Shipman: “We have researched the topic and haven’t documented a need for a closed season. There is no harvest during the spawn that affects recruitment.

djk: “In the past, the Indiana DNR had asked Michigan to open up its own bass season and keep anglers in Michigan during the spring. Why?”

Shipman: “We had complaints for Indiana anglers and lake property owners about too many out of state anglers crowding our lakes and access sites. We studied the situation and determined that the majority of our users are still Hoosiers.”

djk: “What about your new tournament permit policy and Michigan anglers holding those on northern Indiana lakes?”

Shipman: “We were mandated by the legislature to look at tournaments. This issue mainly resulted from vocal and active petitioning for a permit process from Syracuse/Wawasee Lakes for group activities. A permit process to limit group activities was created under our boating rules through the Division of Water (public access).


Closing Thoughts

So, these fisheries professionals all read the same studies, and many seem to be interpreting them fairly consistently. Yet some states seem to interpret them differently even though there are Northern states that have interpreted the known science the same as most Southern states. What might that tell you about how bass are being managed?

Could it be that just enough Northern anglers have fallen for the oversimplified explanations that our bass are different? If so, then maybe convince enough to not fall for that unsupported position, we could change it.

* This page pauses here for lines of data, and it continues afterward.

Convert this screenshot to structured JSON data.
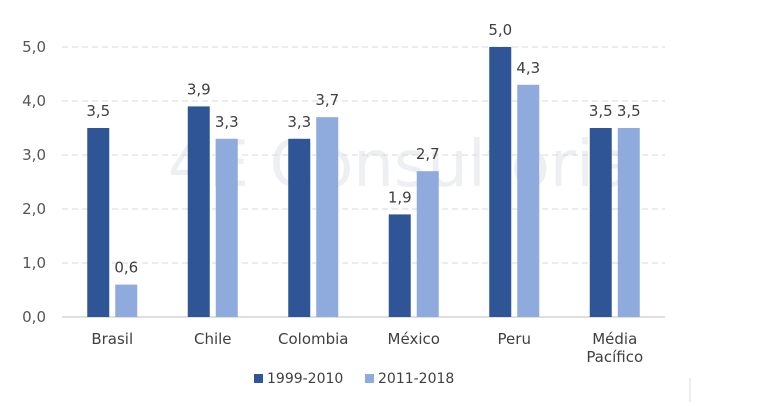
{
  "chart_data": {
    "type": "bar",
    "categories": [
      [
        "Brasil"
      ],
      [
        "Chile"
      ],
      [
        "Colombia"
      ],
      [
        "México"
      ],
      [
        "Peru"
      ],
      [
        "Média",
        "Pacífico"
      ]
    ],
    "series": [
      {
        "name": "1999-2010",
        "values": [
          3.5,
          3.9,
          3.3,
          1.9,
          5.0,
          3.5
        ],
        "labels": [
          "3,5",
          "3,9",
          "3,3",
          "1,9",
          "5,0",
          "3,5"
        ],
        "color": "#2f5597"
      },
      {
        "name": "2011-2018",
        "values": [
          0.6,
          3.3,
          3.7,
          2.7,
          4.3,
          3.5
        ],
        "labels": [
          "0,6",
          "3,3",
          "3,7",
          "2,7",
          "4,3",
          "3,5"
        ],
        "color": "#8faadc"
      }
    ],
    "yticks": [
      "0,0",
      "1,0",
      "2,0",
      "3,0",
      "4,0",
      "5,0"
    ],
    "ylim": [
      0,
      5
    ],
    "grid": true,
    "legend_position": "bottom",
    "watermark": "4E Consultoria"
  }
}
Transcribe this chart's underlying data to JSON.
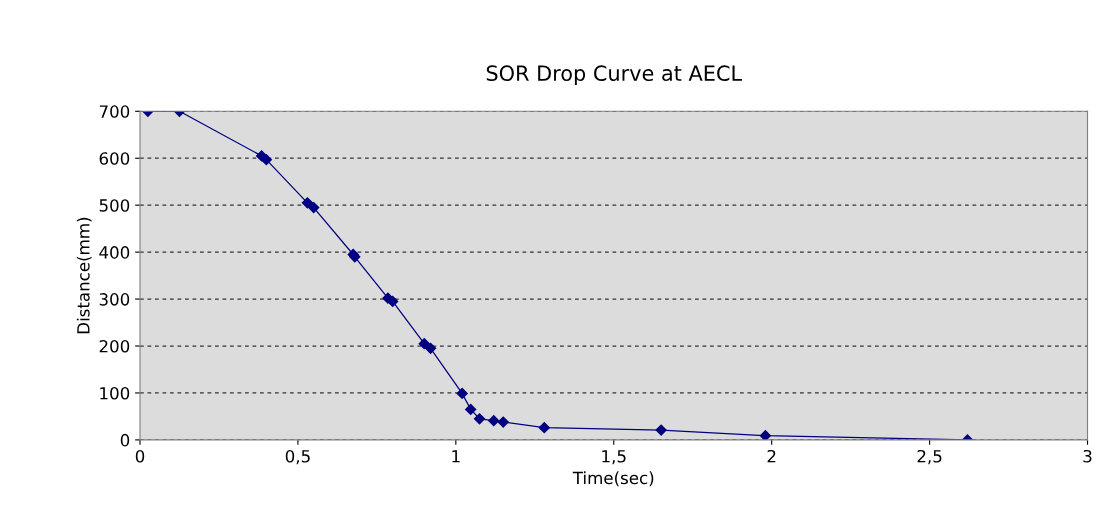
{
  "chart_data": {
    "type": "line",
    "title": "SOR Drop Curve at AECL",
    "xlabel": "Time(sec)",
    "ylabel": "Distance(mm)",
    "x": [
      0.025,
      0.125,
      0.385,
      0.4,
      0.53,
      0.55,
      0.675,
      0.68,
      0.785,
      0.8,
      0.9,
      0.92,
      1.02,
      1.047,
      1.075,
      1.12,
      1.15,
      1.28,
      1.65,
      1.98,
      2.62
    ],
    "series": [
      {
        "color": "#000080",
        "values": [
          700,
          700,
          605,
          597,
          505,
          495,
          395,
          390,
          302,
          295,
          205,
          195,
          99,
          65,
          45,
          41,
          38,
          26,
          21,
          9,
          0
        ]
      }
    ],
    "xlim": [
      0,
      3
    ],
    "xticks": [
      0,
      {
        "value": 0.5,
        "label": "0,5"
      },
      1,
      {
        "value": 1.5,
        "label": "1,5"
      },
      2,
      {
        "value": 2.5,
        "label": "2,5"
      },
      3
    ],
    "ylim": [
      0,
      700
    ],
    "yticks": [
      0,
      100,
      200,
      300,
      400,
      500,
      600,
      700
    ],
    "grid": "y",
    "marker": "diamond",
    "line_style": "solid",
    "legend": false
  }
}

There are lakes that are more vulnerable. Thankfully, we don’t have very many of those kinds of lakes in Michigan. We generally have healthy, high quality bass fisheries in Michigan. We could be enjoying a lot more bass fishing without ‘destroying our kids heritage.’ It’s okay to talk about managing the infertile lakes of Northern Minnesota, Northern Wisconsin, Ontario and a few in the Michigan UP, but don’t manage all the good bass lakes down to their level just because it seems easier to manage to the lowest denominator. I believe that’s bad for the longevity of the sport.